May 23, 24, 30 &31 at 8pm
Admission is Free!
1st floor of the Old Post Office (inside the DASH Center)
1102 A. Street, Tacoma
Warning: Contains some adult language.
"A Life in the Theatre" was chosen as our first script because it tells the story of why theater is important to its practitioners: the artists who chose to make their living treading the boards. David Mamet wrote "A Life in the Theatre" (LiT) in 1975. First produced in New York City in 1977, the play centers around the lives of two actors at different points in their careers. As the story of the relationship of two actors onstage and off, the play serves as an explanation of why artists choose the titular life in the theatre.

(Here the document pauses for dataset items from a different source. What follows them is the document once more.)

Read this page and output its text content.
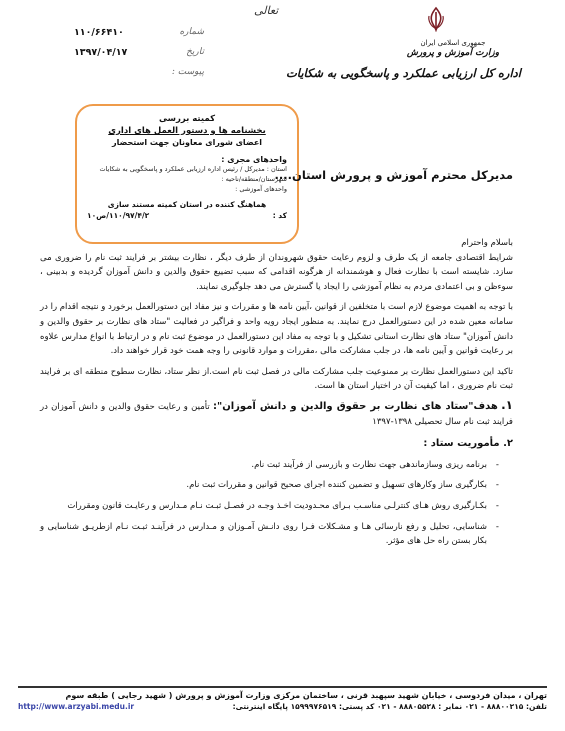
جمهوری اسلامی ایران
وزارت آموزش و پرورش
اداره کل ارزیابی عملکرد و پاسخگویی به شکایات
تعالی
شماره
۱۱۰/۶۶۴۱۰
تاریخ
۱۳۹۷/۰۴/۱۷
پیوست :
کمیته بررسی
بخشنامه ها و دستور العمل های اداری
اعضای شورای معاونان جهت استحضار
واحدهای مجری :
استان : مدیرکل / رئیس اداره ارزیابی عملکرد و پاسخگویی به شکایات
شهرستان/منطقه/ناحیه :
واحدهای آموزشی :
هماهنگ کننده در استان کمیته مستند سازی
کد :
۱۱۰/۹۷/۴/۲/ص۱۰
مدیرکل محترم آموزش و پرورش استان....

باسلام واحترام

شرایط اقتصادی جامعه از یک طرف و لزوم رعایت حقوق شهروندان از طرف دیگر ، نظارت بیشتر بر فرایند ثبت نام را ضروری می سازد. شایسته است با نظارت فعال و هوشمندانه از هرگونه اقدامی که سبب تضییع حقوق والدین و دانش آموزان گردیده و بدبینی ، سوءظن و بی اعتمادی مردم به نظام آموزشی را ایجاد یا گسترش می دهد جلوگیری نمایند.

با توجه به اهمیت موضوع لازم است با متخلفین از قوانین ،آیین نامه ها و مقررات و نیز مفاد این دستورالعمل برخورد و نتیجه اقدام را در سامانه معین شده در این دستورالعمل درج نمایند. به منظور ایجاد رویه واحد و فراگیر در فعالیت "ستاد های نظارت بر حقوق والدین و دانش آموزان" ستاد های نظارت استانی تشکیل و با توجه به مفاد این دستورالعمل در موضوع ثبت نام و در ارتباط با انواع مدارس علاوه بر رعایت قوانین و آیین نامه ها، در جلب مشارکت مالی ،مقررات و موارد قانونی را وجه همت خود قرار خواهند داد.

تاکید این دستورالعمل نظارت بر ممنوعیت جلب مشارکت مالی در فصل ثبت نام است.از نظر ستاد، نظارت سطوح منطقه ای بر فرایند ثبت نام ضروری ، اما کیفیت آن در اختیار استان ها است.

۱. هدف"ستاد های نظارت بر حقوق والدین و دانش آموزان": تأمین و رعایت حقوق والدین و دانش آموزان در فرایند ثبت نام سال تحصیلی ۱۳۹۸-۱۳۹۷
۲. مأموریت ستاد :
- برنامه ریزی وسازماندهی جهت نظارت و بازرسی از فرآیند ثبت نام.
- بکارگیری ساز وکارهای تسهیل و تضمین کننده اجرای صحیح قوانین و مقررات ثبت نام.
- بکـارگیری روش هـای کنترلـی مناسـب بـرای محـدودیت اخـذ وجـه در فصـل ثبـت نـام مـدارس و رعایـت قانون ومقررات
- شناسایی، تحلیل و رفع نارسائی هـا و مشـکلات فـرا روی دانـش آمـوزان و مـدارس در فرآینـد ثبـت نـام ازطریـق شناسایی و بکار بستن راه حل های مؤثر.
تهران ، میدان فردوسی ، خیابان شهید سپهبد قرنی ، ساختمان مرکزی وزارت آموزش و پرورش ( شهید رجایی ) طبقه سوم
تلفن: ۸۸۸۰۰۲۱۵ - ۰۲۱ نمابر : ۸۸۸۰۵۵۲۸ - ۰۲۱ کد پستی: ۱۵۹۹۹۷۶۵۱۹ پایگاه اینترنتی:
http://www.arzyabi.medu.ir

This short run is the final graduate project of Christina Hughes. Here is what she has to say about why this play is important to her, and to Working Class Theater NW:
"With this play, we can show why we are passionate about theater, what it means to work in the theater, and why people choose theater as a profession. By positioning theater artists as members of the working class that we seek to engage, we are using similarity as a foundation for building trust. Mamet promotes the idea that actors work hard and are not abstract and above the working class but an integral part of it. While the script is not a direct reflection of any actor’s experiences, it helps address the question of what drives actors to act and in turn what drives WCTNW to open a theater. Themes of the show, which include the interdependency of artists with each other and the audience, mirror WCTNW’s dependency on the surrounding community and explain our goals of community building, education and outreach. Telling this story is a way to situate ourselves within a working class context as trustworthy narrators of community concerns.
It is idealistic to open a theater in a depressed economy, especially in an area that has an uneasy history with new theater companies. But I am not a theater person if I do no theater. There is a point where it is more constructive to open a new theater under challenging circumstances, than to complain endlessly about my inability to relate to existing theater. If my needs as an artist and audience are not being served, it is my responsibility to change that. I want to participate in modern, challenging, underperformed works of theatrical excellence. Working Class Theater NW is my opportunity to meet that goal."